MATEUS IS IN KOLMENIK, SHIVERING OUT IN THE SNOW AT ROUGHLY MID-DAY. The sky hangs low and colorless, a pale, dirty white that bleeds into the horizon, as if even the sun has given up trying out here. He’s standing outside the Rusty Anvil tavern after stopping by Tatyana’s bakery, where he managed to trade a bottle of NSAIDs injection fluid—lifted quietly from the medical cabinets back at the fort—for a couple slices of honey cake. Mateus knows he should feel at least a little bit guilty, but the medicine will be used either way. Someone will be in pain. Someone will be relieved. The morality of who handed it over is a technicality at best. And besides, warm sweets are rare enough out here to feel like currency. Or communion.

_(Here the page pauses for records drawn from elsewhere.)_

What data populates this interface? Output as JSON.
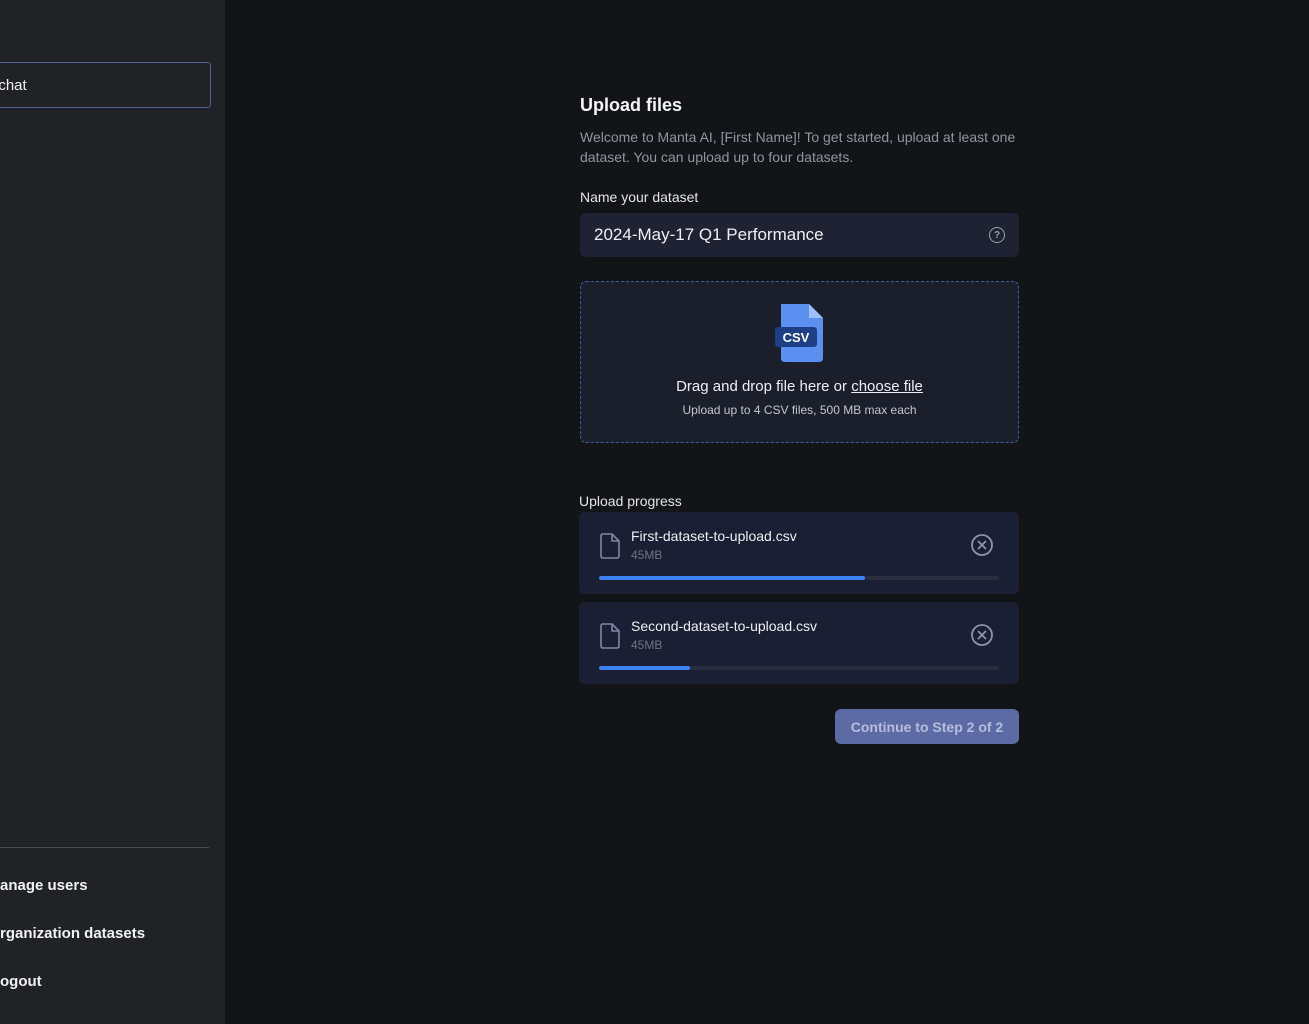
{
  "sidebar": {
    "new_chat_label": "ew chat",
    "items": [
      {
        "label": "anage users"
      },
      {
        "label": "rganization datasets"
      },
      {
        "label": "ogout"
      }
    ]
  },
  "main": {
    "title": "Upload files",
    "subtitle": "Welcome to Manta AI, [First Name]! To get started, upload at least one dataset. You can upload up to four datasets.",
    "dataset_name_label": "Name your dataset",
    "dataset_name_value": "2024-May-17 Q1 Performance",
    "dropzone": {
      "icon_label": "CSV",
      "text": "Drag and drop file here or ",
      "link": "choose file",
      "hint": "Upload up to 4 CSV files, 500 MB max each"
    },
    "progress_label": "Upload progress",
    "files": [
      {
        "name": "First-dataset-to-upload.csv",
        "size": "45MB",
        "progress": 0.665
      },
      {
        "name": "Second-dataset-to-upload.csv",
        "size": "45MB",
        "progress": 0.228
      }
    ],
    "continue_label": "Continue to Step 2 of 2"
  },
  "colors": {
    "sidebar_bg": "#202226",
    "page_bg": "#131418",
    "accent": "#3b82f6",
    "button_bg": "#5c6aa6"
  }
}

Two cakes are tucked in a brown paper bag beneath his arm, warm against his ribs. He’s currently losing a battle against the wind, trying to coax a dying flame from his beaten silver lighter. The wind keeps spitting flecks of ice into his face, and each flick of his thumb is met with a sputter of sparks but no fire. It’s dead. No ceremony. Just gone. Of course it happens now.

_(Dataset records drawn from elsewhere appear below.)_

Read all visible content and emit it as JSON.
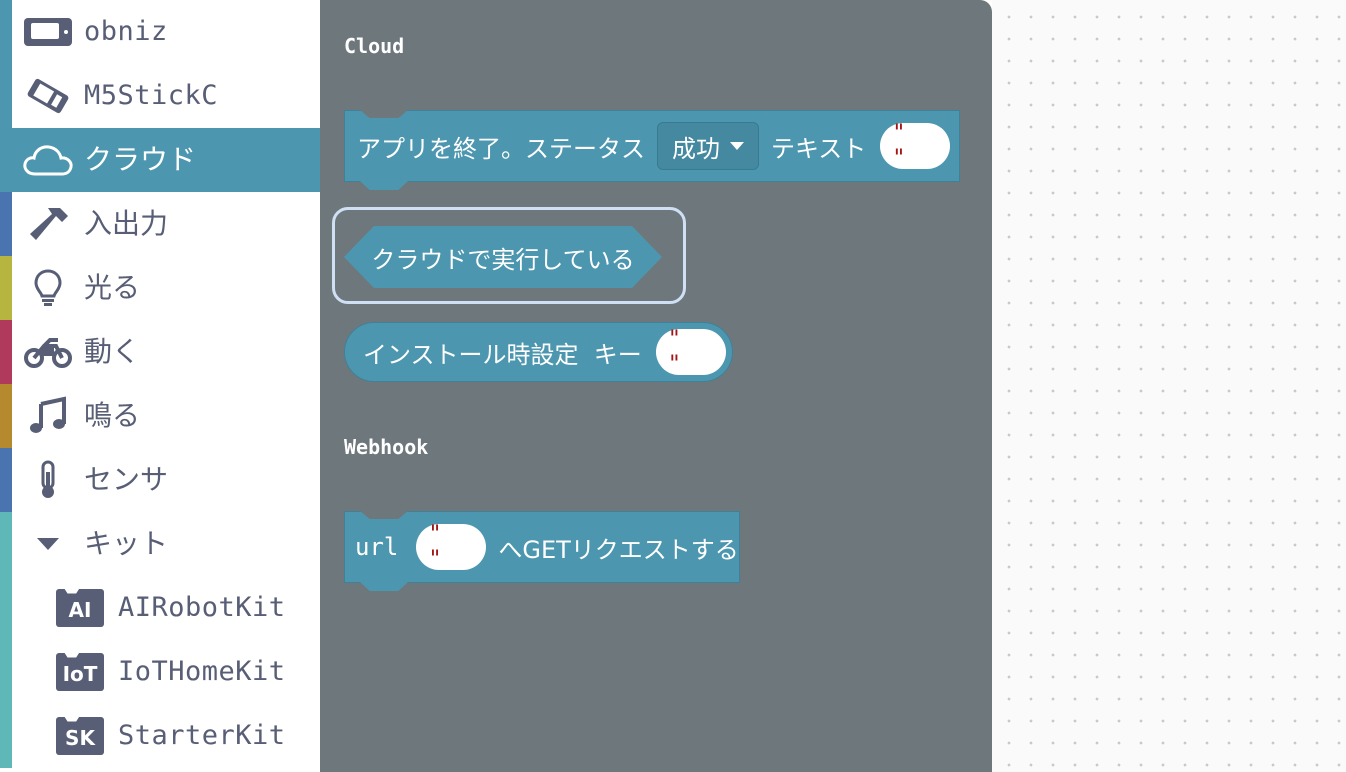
{
  "sidebar": {
    "categories": [
      {
        "label": "obniz",
        "icon": "obniz-board-icon",
        "stripe": "#4c97af",
        "mono": true
      },
      {
        "label": "M5StickC",
        "icon": "m5stickc-device-icon",
        "stripe": "#4c97af",
        "mono": true
      },
      {
        "label": "クラウド",
        "icon": "cloud-icon",
        "stripe": "#4c97af",
        "selected": true
      },
      {
        "label": "入出力",
        "icon": "hammer-icon",
        "stripe": "#4a74b0"
      },
      {
        "label": "光る",
        "icon": "lightbulb-icon",
        "stripe": "#b5b540"
      },
      {
        "label": "動く",
        "icon": "motorcycle-icon",
        "stripe": "#b03a5b"
      },
      {
        "label": "鳴る",
        "icon": "music-note-icon",
        "stripe": "#b5892e"
      },
      {
        "label": "センサ",
        "icon": "thermometer-icon",
        "stripe": "#4a74b0"
      },
      {
        "label": "キット",
        "icon": "caret-down-icon",
        "stripe": "#5fb8b8"
      }
    ],
    "kits": [
      {
        "label": "AIRobotKit",
        "badge": "AI",
        "stripe": "#5fb8b8"
      },
      {
        "label": "IoTHomeKit",
        "badge": "IoT",
        "stripe": "#5fb8b8"
      },
      {
        "label": "StarterKit",
        "badge": "SK",
        "stripe": "#5fb8b8"
      }
    ]
  },
  "flyout": {
    "cloud_title": "Cloud",
    "exit_block": {
      "text1": "アプリを終了。ステータス",
      "dropdown": "成功",
      "text2": "テキスト",
      "string_value": "\" \""
    },
    "running_block": {
      "text": "クラウドで実行している"
    },
    "install_block": {
      "text": "インストール時設定  キー",
      "string_value": "\" \""
    },
    "webhook_title": "Webhook",
    "webhook_block": {
      "text1": "url",
      "string_value": "\" \"",
      "text2": "へGETリクエストする"
    }
  },
  "colors": {
    "accent": "#4c97af",
    "flyout_bg": "#6e777c",
    "text": "#575e75"
  }
}
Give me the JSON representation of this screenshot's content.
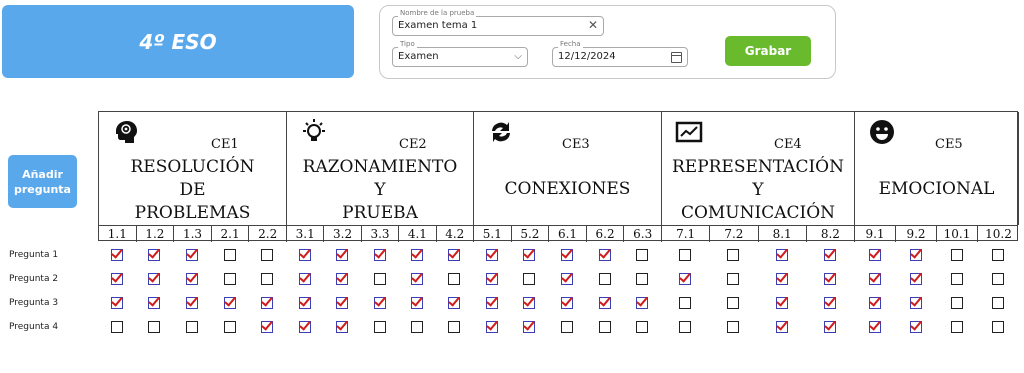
{
  "header": {
    "title": "4º ESO"
  },
  "form": {
    "name": {
      "label": "Nombre de la prueba",
      "value": "Examen tema 1",
      "clear_icon": "close-icon"
    },
    "type": {
      "label": "Tipo",
      "value": "Examen",
      "icon": "chevron-down-icon"
    },
    "date": {
      "label": "Fecha",
      "value": "12/12/2024",
      "icon": "calendar-icon"
    },
    "save_label": "Grabar"
  },
  "add_question_label": "Añadir pregunta",
  "competences": [
    {
      "code": "CE1",
      "icon": "brain-head-icon",
      "name_lines": [
        "RESOLUCIÓN",
        "DE",
        "PROBLEMAS"
      ],
      "subs": [
        "1.1",
        "1.2",
        "1.3",
        "2.1",
        "2.2"
      ]
    },
    {
      "code": "CE2",
      "icon": "lightbulb-icon",
      "name_lines": [
        "RAZONAMIENTO",
        "Y",
        "PRUEBA"
      ],
      "subs": [
        "3.1",
        "3.2",
        "3.3",
        "4.1",
        "4.2"
      ]
    },
    {
      "code": "CE3",
      "icon": "refresh-icon",
      "name_lines": [
        "CONEXIONES"
      ],
      "subs": [
        "5.1",
        "5.2",
        "6.1",
        "6.2",
        "6.3"
      ]
    },
    {
      "code": "CE4",
      "icon": "chart-screen-icon",
      "name_lines": [
        "REPRESENTACIÓN",
        "Y",
        "COMUNICACIÓN"
      ],
      "subs": [
        "7.1",
        "7.2",
        "8.1",
        "8.2"
      ]
    },
    {
      "code": "CE5",
      "icon": "smiley-icon",
      "name_lines": [
        "EMOCIONAL"
      ],
      "subs": [
        "9.1",
        "9.2",
        "10.1",
        "10.2"
      ]
    }
  ],
  "questions": [
    {
      "label": "Pregunta 1",
      "checks": [
        1,
        1,
        1,
        0,
        0,
        1,
        1,
        1,
        1,
        1,
        1,
        1,
        1,
        1,
        0,
        0,
        0,
        1,
        1,
        1,
        1,
        0,
        0
      ]
    },
    {
      "label": "Pregunta 2",
      "checks": [
        1,
        1,
        1,
        0,
        0,
        1,
        1,
        0,
        1,
        0,
        1,
        0,
        1,
        0,
        0,
        1,
        0,
        1,
        1,
        1,
        1,
        0,
        0
      ]
    },
    {
      "label": "Pregunta 3",
      "checks": [
        1,
        1,
        1,
        1,
        1,
        1,
        1,
        1,
        1,
        1,
        1,
        1,
        1,
        1,
        1,
        0,
        0,
        1,
        1,
        1,
        1,
        0,
        0
      ]
    },
    {
      "label": "Pregunta 4",
      "checks": [
        0,
        0,
        0,
        0,
        1,
        1,
        1,
        0,
        0,
        0,
        1,
        1,
        0,
        0,
        0,
        0,
        0,
        1,
        1,
        1,
        1,
        0,
        0
      ]
    }
  ]
}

Mateus lets out a sharp, smoke-less breath, and scans the street with a frown. Empty. Just him, the snow, and the howling wind. He leans back against the tavern wall, deciding to wait it out. Someone will pass eventually, someone with fire—hopefully. Hopefully before he starts chewing on the cigarette just to feel something.

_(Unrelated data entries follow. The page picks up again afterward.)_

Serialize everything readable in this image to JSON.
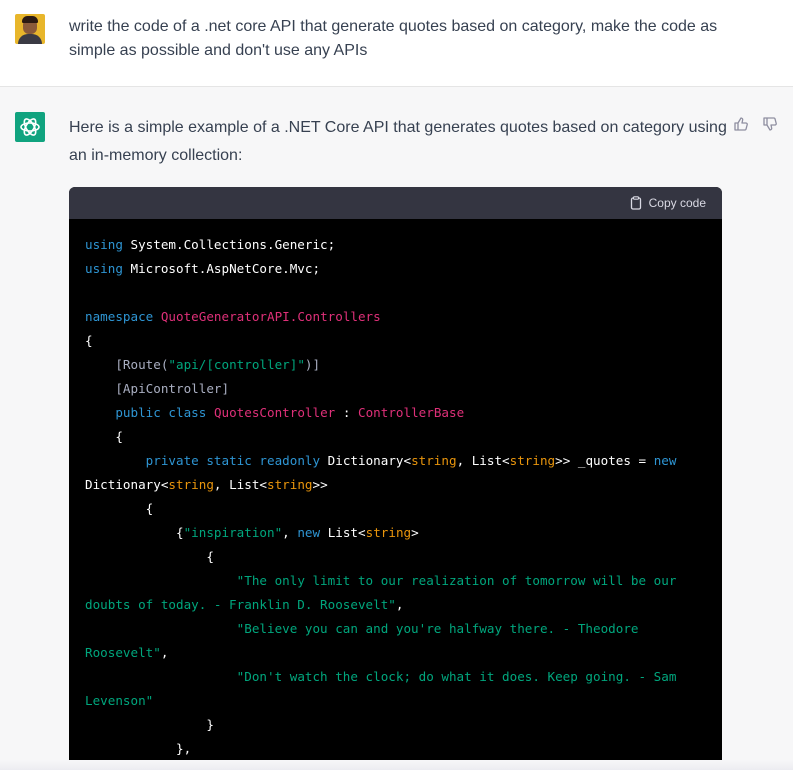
{
  "user": {
    "message": "write the code of a .net core API that generate quotes based on category, make the code as simple as possible and don't use any APIs"
  },
  "assistant": {
    "intro": "Here is a simple example of a .NET Core API that generates quotes based on category using an in-memory collection:"
  },
  "code_block": {
    "copy_label": "Copy code",
    "tokens": {
      "using": "using",
      "sys_generic": " System.Collections.Generic;",
      "aspnet_mvc": " Microsoft.AspNetCore.Mvc;",
      "namespace_kw": "namespace",
      "namespace_name": "QuoteGeneratorAPI.Controllers",
      "brace_open": "{",
      "brace_close": "}",
      "route_open": "[Route(",
      "route_value": "\"api/[controller]\"",
      "route_close": ")]",
      "api_controller": "[ApiController]",
      "public_class": "public class",
      "class_name": "QuotesController",
      "colon": " : ",
      "base_class": "ControllerBase",
      "private_static_readonly": "private static readonly",
      "dictionary": "Dictionary<",
      "string": "string",
      "comma_list": ", List<",
      "gtgt": ">>",
      "quotes_field": " _quotes = ",
      "new_kw": "new",
      "dictionary2": "Dictionary<",
      "open_obj": "{",
      "inspiration": "\"inspiration\"",
      "comma": ", ",
      "list_open": "List<",
      "gt": ">",
      "quote1a": "\"The only limit to our realization of tomorrow will be our",
      "quote1b": "doubts of today. - Franklin D. Roosevelt\"",
      "quote2a": "\"Believe you can and you're halfway there. - Theodore",
      "quote2b": "Roosevelt\"",
      "quote3a": "\"Don't watch the clock; do what it does. Keep going. - Sam",
      "quote3b": "Levenson\"",
      "close_comma": "},",
      "punct_comma": ","
    }
  },
  "colors": {
    "keyword": "#2e95d3",
    "type": "#df3079",
    "string": "#00a67d",
    "generic_type": "#e9950c",
    "brand": "#10a37f"
  },
  "icons": {
    "bot_avatar": "openai-logo-icon",
    "copy": "clipboard-icon",
    "thumbs_up": "thumbs-up-icon",
    "thumbs_down": "thumbs-down-icon"
  }
}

The minutes crawl. The landscape is so stark and quiet it feels less like a village and more like an afterthought. At least they had the sun back home—some warmth before it all disappeared. Mateus stares out at it all with the dull ache of someone too tired to be angry, but not yet numb enough to stop caring. He wonders—not for the first time—what the hell he’s doing all the way out here. But before he can think about all of the corpses he’s been elbows deep in, he catches movement out of the corner of his eye. A figure trudging past, head down against the wind. Mateus kicks off the tavern wall and raises a hand, making a loose, lazy wave.
“Hey, got a light?” He calls, lifting the cigarette between his fingers. His voice is calm, almost conversational. “I'm about two seconds away from treating this like chewing tobacco.”